Figure 4 shows the distribution of training data. The data is separable and thus a classifier should be able to determine the classes.

Fig. 4
figure 4

Distribution of training data

The case scenario is a supervised learning scenario. The free machine learning software WEKA,Footnote 9 is used to analyze the training data and to build classifiers. For learning, we use WEKA’s J4.8 implementation of the C4.5 algorithm (Quinlan 1993) and WEKA’s JRip implementation of RIPPER (Cohen 1995), as they produce comprehensible classifiers.

The trained classifiers are shown in Figs. 5 and 6. RIPPER and C4.5 present the results in different ways. RIPPER gives one logical formula, presented in a summarized version and C4.5 generates a decision tree.

Fig. 5
figure 5

Learned decision rule using RIPPER

Fig. 6
figure 6

Excerpt of the learned tree using C4.5

Both classifiers perform well on unseen data. Table 2 displays the confusion matrices of the learned classifier on the test set of 5,000 further simulation runs. The results are on par with each other: RIPPER achieves a predictive accuracy of 83.66% and C4.5 of 83.48%, respectively. The classifiers perform better than the simple solution to always choose “free” as a result, because it is the class with the highest frequency of occurrence, leading to a performance of 58.38%.

Table 2 Confusion matrices of the trained classifiers gained on the test set

The small example shows the feasibility to use data mining techniques for traffic scenarios. In a next step, the cars coming from the motorway A66 and from Bergen-Enkheim could be advised to change destination to the P+R parking garage, when it is likely that a traffic jam will occur.

7 Summary and Perspectives

An introduction on how to build up an executable traffic simulation from OSM cartographical material has been presented. The use of GIS technologies offers the opportunity to enhance the simulation model with data from various sources. For example, a digital terrain model could influence the routing of bicycles or a layer giving information about rain on the map could decrease the amount of bicycles and pedestrians in the simulation and make the cars drive more slowly.

The requirements for simulation of urban traffic have been discussed and three basic types of road users – car, bicycle and pedestrian – have been identified. Microscopic simulation models taking account for the interactions between these groups have been presented.

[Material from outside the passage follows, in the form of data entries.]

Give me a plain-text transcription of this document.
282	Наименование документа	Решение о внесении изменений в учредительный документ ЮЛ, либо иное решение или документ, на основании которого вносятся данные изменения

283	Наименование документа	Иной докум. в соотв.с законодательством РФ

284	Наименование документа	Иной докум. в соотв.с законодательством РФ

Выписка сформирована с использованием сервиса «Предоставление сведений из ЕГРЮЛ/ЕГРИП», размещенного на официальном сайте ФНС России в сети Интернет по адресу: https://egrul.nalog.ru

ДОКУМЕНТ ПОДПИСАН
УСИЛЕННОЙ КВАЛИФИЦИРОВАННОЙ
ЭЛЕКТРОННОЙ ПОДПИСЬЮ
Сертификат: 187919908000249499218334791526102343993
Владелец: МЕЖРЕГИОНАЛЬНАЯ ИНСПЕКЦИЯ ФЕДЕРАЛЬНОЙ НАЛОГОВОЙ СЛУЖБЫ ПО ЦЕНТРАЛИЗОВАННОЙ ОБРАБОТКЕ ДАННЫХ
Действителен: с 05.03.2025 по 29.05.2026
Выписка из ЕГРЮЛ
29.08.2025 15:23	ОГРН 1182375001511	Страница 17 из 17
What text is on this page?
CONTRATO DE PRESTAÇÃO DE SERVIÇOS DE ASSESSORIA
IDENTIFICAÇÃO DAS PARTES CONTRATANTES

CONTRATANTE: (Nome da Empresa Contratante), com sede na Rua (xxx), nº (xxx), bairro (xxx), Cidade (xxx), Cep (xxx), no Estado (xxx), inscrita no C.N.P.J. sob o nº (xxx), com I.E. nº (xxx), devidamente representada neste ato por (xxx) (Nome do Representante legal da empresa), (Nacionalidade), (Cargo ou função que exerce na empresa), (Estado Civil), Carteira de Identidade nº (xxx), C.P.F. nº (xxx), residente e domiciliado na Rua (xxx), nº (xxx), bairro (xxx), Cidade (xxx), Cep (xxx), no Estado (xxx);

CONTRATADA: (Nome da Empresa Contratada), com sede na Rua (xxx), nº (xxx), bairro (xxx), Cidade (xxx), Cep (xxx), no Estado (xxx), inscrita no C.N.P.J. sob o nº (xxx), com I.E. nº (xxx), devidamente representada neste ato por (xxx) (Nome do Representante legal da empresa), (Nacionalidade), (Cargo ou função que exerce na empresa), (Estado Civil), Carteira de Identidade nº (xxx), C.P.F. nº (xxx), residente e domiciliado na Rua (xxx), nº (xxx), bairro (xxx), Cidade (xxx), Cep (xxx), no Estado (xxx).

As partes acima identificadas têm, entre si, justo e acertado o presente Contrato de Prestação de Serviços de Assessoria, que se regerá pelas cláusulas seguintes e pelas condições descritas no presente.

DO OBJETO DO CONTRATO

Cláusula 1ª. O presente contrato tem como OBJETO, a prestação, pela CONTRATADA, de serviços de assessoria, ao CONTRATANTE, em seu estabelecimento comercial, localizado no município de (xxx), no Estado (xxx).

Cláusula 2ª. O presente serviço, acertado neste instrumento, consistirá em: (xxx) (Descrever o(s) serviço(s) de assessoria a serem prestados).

A case scenario has shown a method how to predict traffic jams in urban scenarios on the example of Frankfurt am Main. Machine learning techniques have been applied to train a classifier on the results of simulation runs. The classifier performs well on unseen data (approximately 83.5% correctly classified samples).

As one next step, a model for gas consumption and C O 2 emission can be applied to the car model as proposed in Dallmeyer et al. (2012b). Then, the influence of bicycles and pedestrians on this dimension could be analyzed. The influences of actions like advising to park the car in a P+R parking garage on traffic jams and on gas consumption then could be investigated.

Different types of classification algorithms could be compared in future work. It might also be advantageous to use different intervals than Δ = 300 s.